Opening up was Nathaniel Rateliff, a 5-piece indie folk rock group with Nathaniel Rateliff himself as the singer. Their music was mellow and seemed that it would have been better suited under the stars in rural Minnesota than as an opening act.
Next up was Dr. Dog, a band who looks like Grouplove but sounds like Walk the Moon. The voices of bass guitarist Toby Leaman and lead guitarist Scott McMicken awakened the crowd as they switched off every other song as lead singer. Aside from the obnoxious amount of Technicolor strobe lights and one members wearing sunglasses at night, Dr. Dog really brought life to the stage. Leaman and McMicken managed to keep the soul in songs like “Lonesome” and “The Truth” without getting stuck in the pop/rock trap that so many indie bands do.
While it took them two hours to get to the stage and seven minutes of dramatic music to make their entrance, The Lumineers immediately raised the crowd from their seats as they opened with “Submarines.” Lead singer Wesley Schultz made his way from a piano on the side to the center with his guitar as they covered Bob Dylan’s “Subterranean Homesick Blues.”
A quarter into the show Schultz took to the microphone and had a little announcement for the crowd.
“We’re not used to playing places this big so we’re going to try and make it feel a little smaller and come out to you guys,” he said. Within seconds the band, drummer/percussionist Jeremiah Fraites and cello/vocalist Neyla Pekarek, picked up their instruments and made their way through the crowd, settling in a corner stage right in section B for the next two songs.
The Lumineers performed two new songs, one in which Pekarek and Shultz share an adorable duet, and closed with “Big Parade.” Their set was a perfect time of an hour and 45: enough time to get your folk on but not fall asleep to the soothing rhythms of “Slow it Down” and “Morning Song.”
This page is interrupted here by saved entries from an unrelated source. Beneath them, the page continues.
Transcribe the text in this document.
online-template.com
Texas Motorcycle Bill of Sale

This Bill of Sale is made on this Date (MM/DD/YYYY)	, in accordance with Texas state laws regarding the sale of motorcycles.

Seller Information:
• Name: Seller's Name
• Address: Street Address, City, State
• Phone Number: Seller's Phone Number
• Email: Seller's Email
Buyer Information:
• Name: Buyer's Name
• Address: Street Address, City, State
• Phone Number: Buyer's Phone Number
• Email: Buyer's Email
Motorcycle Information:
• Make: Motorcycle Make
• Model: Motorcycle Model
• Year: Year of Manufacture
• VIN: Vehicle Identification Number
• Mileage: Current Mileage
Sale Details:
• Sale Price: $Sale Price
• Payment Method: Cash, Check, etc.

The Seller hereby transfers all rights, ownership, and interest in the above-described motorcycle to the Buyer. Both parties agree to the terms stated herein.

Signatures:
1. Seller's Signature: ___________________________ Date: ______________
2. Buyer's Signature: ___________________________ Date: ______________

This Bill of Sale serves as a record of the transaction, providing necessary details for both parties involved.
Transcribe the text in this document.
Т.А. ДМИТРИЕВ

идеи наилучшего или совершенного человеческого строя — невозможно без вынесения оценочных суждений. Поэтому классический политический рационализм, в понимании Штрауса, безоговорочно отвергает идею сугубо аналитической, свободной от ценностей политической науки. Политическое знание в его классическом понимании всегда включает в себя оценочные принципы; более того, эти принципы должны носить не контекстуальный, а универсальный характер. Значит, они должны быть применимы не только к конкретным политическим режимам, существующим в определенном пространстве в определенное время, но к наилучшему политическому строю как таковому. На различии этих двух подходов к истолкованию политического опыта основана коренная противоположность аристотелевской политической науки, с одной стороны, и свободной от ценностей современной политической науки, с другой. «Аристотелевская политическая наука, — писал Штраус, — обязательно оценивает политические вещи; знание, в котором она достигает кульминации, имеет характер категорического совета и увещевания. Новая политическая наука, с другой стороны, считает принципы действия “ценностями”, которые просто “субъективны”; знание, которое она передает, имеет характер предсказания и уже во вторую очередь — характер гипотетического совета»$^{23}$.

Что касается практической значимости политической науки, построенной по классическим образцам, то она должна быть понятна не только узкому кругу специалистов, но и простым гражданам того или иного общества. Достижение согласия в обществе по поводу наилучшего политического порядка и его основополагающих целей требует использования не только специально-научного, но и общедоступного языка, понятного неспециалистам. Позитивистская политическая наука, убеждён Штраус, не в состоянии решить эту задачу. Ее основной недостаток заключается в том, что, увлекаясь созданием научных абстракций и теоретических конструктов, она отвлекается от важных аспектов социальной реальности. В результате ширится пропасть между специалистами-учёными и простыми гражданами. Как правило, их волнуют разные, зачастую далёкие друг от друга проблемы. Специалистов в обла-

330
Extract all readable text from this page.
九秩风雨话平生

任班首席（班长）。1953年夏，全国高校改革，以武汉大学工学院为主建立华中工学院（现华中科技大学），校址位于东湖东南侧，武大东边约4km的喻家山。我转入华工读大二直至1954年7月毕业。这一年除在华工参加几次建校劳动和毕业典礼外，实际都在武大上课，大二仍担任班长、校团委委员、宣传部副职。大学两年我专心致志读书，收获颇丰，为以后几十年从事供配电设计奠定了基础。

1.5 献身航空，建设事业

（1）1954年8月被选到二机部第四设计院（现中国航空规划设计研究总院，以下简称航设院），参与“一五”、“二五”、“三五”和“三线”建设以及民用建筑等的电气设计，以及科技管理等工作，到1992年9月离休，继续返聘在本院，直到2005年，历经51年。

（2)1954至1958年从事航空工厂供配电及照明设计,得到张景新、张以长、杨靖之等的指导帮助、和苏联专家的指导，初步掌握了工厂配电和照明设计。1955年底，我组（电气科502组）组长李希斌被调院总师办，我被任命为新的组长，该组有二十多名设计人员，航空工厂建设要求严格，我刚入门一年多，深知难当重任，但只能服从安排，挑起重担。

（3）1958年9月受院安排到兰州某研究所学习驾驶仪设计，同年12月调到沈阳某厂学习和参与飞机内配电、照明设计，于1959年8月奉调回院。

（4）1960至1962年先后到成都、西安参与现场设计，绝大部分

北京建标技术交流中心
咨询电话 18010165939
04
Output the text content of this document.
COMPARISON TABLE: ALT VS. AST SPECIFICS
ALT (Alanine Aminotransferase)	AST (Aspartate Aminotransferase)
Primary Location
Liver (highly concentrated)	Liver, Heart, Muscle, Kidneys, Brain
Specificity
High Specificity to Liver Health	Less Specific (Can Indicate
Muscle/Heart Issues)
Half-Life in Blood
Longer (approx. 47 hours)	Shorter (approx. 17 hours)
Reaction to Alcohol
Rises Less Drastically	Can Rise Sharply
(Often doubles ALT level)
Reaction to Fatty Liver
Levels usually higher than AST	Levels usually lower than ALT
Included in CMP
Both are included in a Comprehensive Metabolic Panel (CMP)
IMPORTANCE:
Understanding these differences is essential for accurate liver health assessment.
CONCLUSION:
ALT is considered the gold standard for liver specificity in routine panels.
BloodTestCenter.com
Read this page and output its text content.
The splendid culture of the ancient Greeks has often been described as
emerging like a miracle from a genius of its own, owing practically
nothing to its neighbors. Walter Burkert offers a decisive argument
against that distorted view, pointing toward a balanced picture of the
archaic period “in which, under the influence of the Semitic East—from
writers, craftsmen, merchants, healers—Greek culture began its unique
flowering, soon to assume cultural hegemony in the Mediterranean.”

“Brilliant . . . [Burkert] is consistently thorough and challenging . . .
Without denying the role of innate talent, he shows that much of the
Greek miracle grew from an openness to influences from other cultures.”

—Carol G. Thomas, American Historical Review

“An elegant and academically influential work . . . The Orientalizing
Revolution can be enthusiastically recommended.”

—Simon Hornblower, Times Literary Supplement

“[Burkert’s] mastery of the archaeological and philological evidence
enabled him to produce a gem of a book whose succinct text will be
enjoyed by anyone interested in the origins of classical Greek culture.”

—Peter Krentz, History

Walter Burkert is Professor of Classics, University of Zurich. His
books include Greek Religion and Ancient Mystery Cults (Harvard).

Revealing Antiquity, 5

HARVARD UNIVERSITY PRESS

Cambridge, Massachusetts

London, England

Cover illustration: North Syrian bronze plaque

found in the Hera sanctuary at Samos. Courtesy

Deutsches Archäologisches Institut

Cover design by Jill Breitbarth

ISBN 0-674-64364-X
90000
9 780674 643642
Their sound was on point, they kept the crowd standing and they managed to pull off the overalls and fedora look. Would they do well in a Staples Center where the crowd is 23,000 people and the venue is a basketball arena? Probably not. But bands like The Lumineers are perfect for outside venues and are what the Greek Theatre was made for: good music and laidback nights.